Bu sezon Avrupa mücadelesine bir virgül koyan Fenerbahçe, Avrupa’ya gidenlerin ligde takılmasıyla haftayı en kazançlı kapatan takım oldu. Geçtiğimiz hafta Alanyaspor mağlubiyetinin şampiyonluk yarışında çok önemli bir dezavantaj olmayacağının altını çizmiştik. Nitekim bu hafta işler sarı-kanaryalar açısından keyifliydi.
Bu durum şampiyonluk hesapları yapan takımlar için de geçerlidir. Her hafta bu tarz değişiklikler olacaktır. Bu yüzden yönetici ve taraftarlara tavsiyem skordan değil oyundan keyif almalarıdır. Netice de önemlidir. Sizi nihai amacınıza götürür. Fakat doğru atılan adımlar da sonunda doğru yere götürür.
Vedat Muriqi’nin hırslı oyunu galibiyette en önemli artıydı. Emre eleştirilerimizi dikkate almış olacak ki, maçta gayet yapıcıydı ve sakindi. Bu sakinliği onunla başlayan solak pas trafiğinde 2. golün hazırlayıcısı etiketini kazandırdı.

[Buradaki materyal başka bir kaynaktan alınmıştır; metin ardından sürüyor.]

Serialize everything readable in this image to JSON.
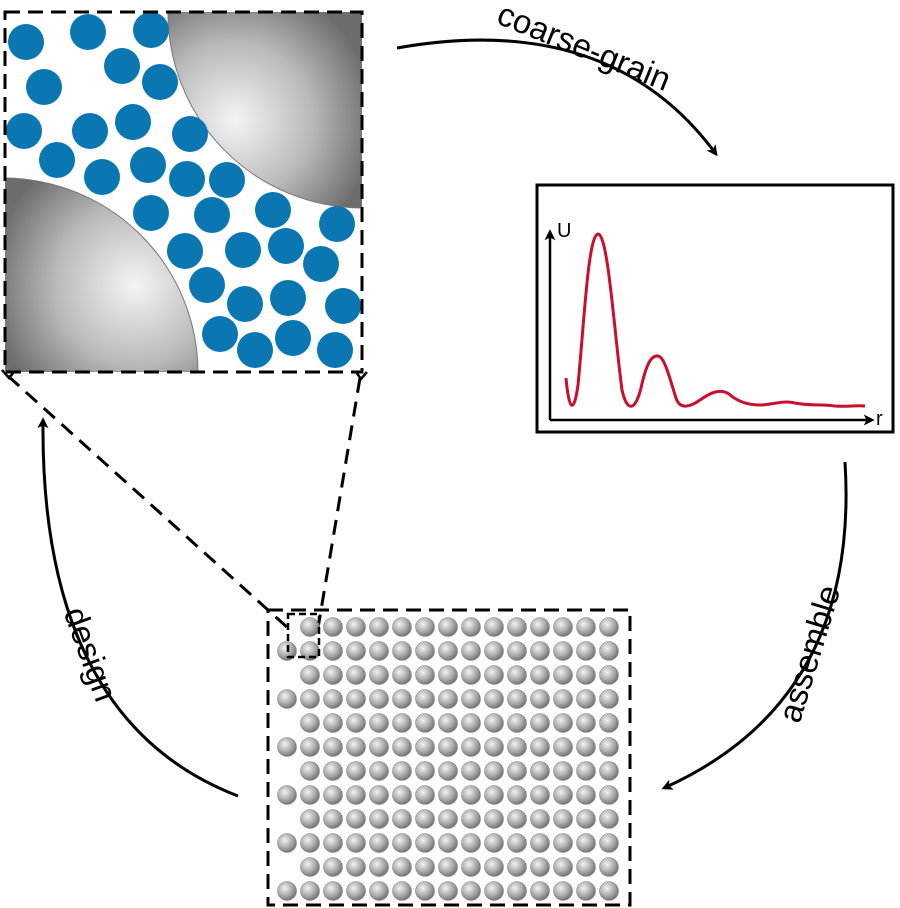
{
  "labels": {
    "coarse_grain": "coarse-grain",
    "assemble": "assemble",
    "design": "design"
  },
  "plot": {
    "y_axis": "U",
    "x_axis": "r",
    "curve_color": "#c8102e"
  },
  "colors": {
    "solvent_particle": "#0a77b3",
    "colloid_light": "#f3f3f3",
    "colloid_dark": "#6b6b6b",
    "outline": "#000000"
  }
}
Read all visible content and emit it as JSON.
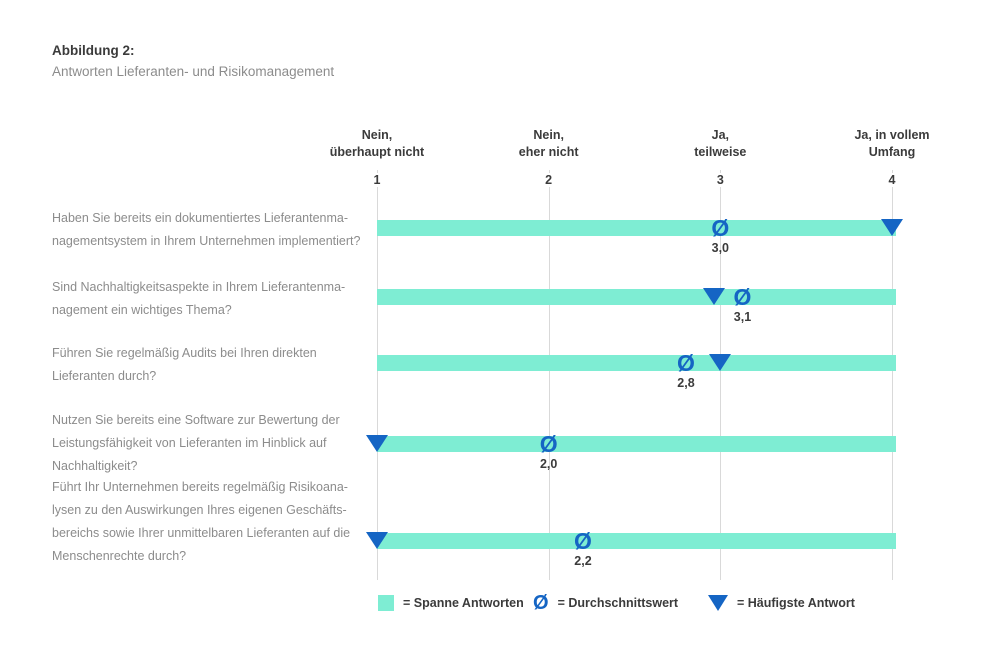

Fenerbahçe’nin tek yumuşak karnı defans bloğudur. Ersun Hoca buraya bir çözüm bulamadı. Adil Rami de henüz hazır değil görüntüsü verdi. Takımın bu kısmına çare bulunmaz ise kayıp puanlar can sıkabilir. Bir şöyle geriye baktım da; Gökhan Gönül-Caner Erkin-Skertel-Josef De Souza-Mehmet Topal’ı bu kadroya monte etmiş olsanız ya da hiç gitmemişler hesabı yapsanız! 90’ların ortasından 2000’li yılların başına damga vuran, Avrupa’dan ses ve kupa getiren Galatasaray formatını yakalardı diye düşünüyorum.
Avrupa Kupaları’nda mücadele edenler puan kayıpları yaşadı. Bizim Türk takımları için artık bu durum benimsendi. Taraftar da alıştı. Galatasaray, Malatya deplasmanında rotasyona gitti. Skor yazarlığı yapanlar için rotasyon tutmadı söylemleri ön plana çıktı. Andone yakaladığı fırsatları değerlendirseydi. Adem, Malatya’da oynama psikolojisini üstünden atıp daha olumlu işler yapmış olsaydı, bugünlerde rotasyon ve Terim’in planı tuttu diye başlıklar görebilirdik.
Eğer bir takımın kalecisi santrforunu tek topla gollük pozisyona sokuyor ise karşınızdaki takım çok kötü bir futbol sergiliyor demektir. Sergen Yalçın diye tempo tutan Beşiktaşlı taraftarların bu tespitimi okumalarını isterim. Muslera, Andone’u tek vuruşla pozisyona soktu. Bu kadar kötü oynayan bir Malatya seyretmemiştim. Galatasaray’ın şu kadrosu bile rahatlıkla yenebilirdi. Bu beraberliğin mazereti olmaz!
Beşiktaş üst üste zorlu maçlar oynuyor. Sakatlık ve cezalılara formsuz isimler de eklenince ortaya bu sonuçlar çıkıyor. Burak Yılmaz’ın gelişi takıma hareketlilik kazandırdı. Avcı’nın takımları her zaman önce form tutup, ligin ikinci yarılarında düşüşe geçerdi. Bu sezon tersi yaşanabilir. Atiba ve N’Kudou’ya ayak uydurmayan isimler var. Necip yine bir Başakşehir maçını es geçmedi. Hep bir arızalı işleri var. Fakat iyi niyetli!
Trabzonspor da Beşiktaş gibi Sivas deplasmanından eli boş döndü. Ünal Karaman, Gençlirbirliği maçından dersini almamış olacak ki, Sivas karşısında da devam ettirdi. Avdijaj bu takımda ilk oyundan alınacak kişi konumunda. Öyle sanıyorum ki, bu tavır devam ederse devre arası Ünal Hoca veda edebilir. Tanıdığım Ağaoğlu şimdiden arayışlara başlamıştır. Trabzonspor ilk defa yıllar sonra böyle bir kadroyu bir araya getirdi. Hata yapma lüksleri yok. Taraftarlar artık şampiyonluk şarkıları söylemek istiyor.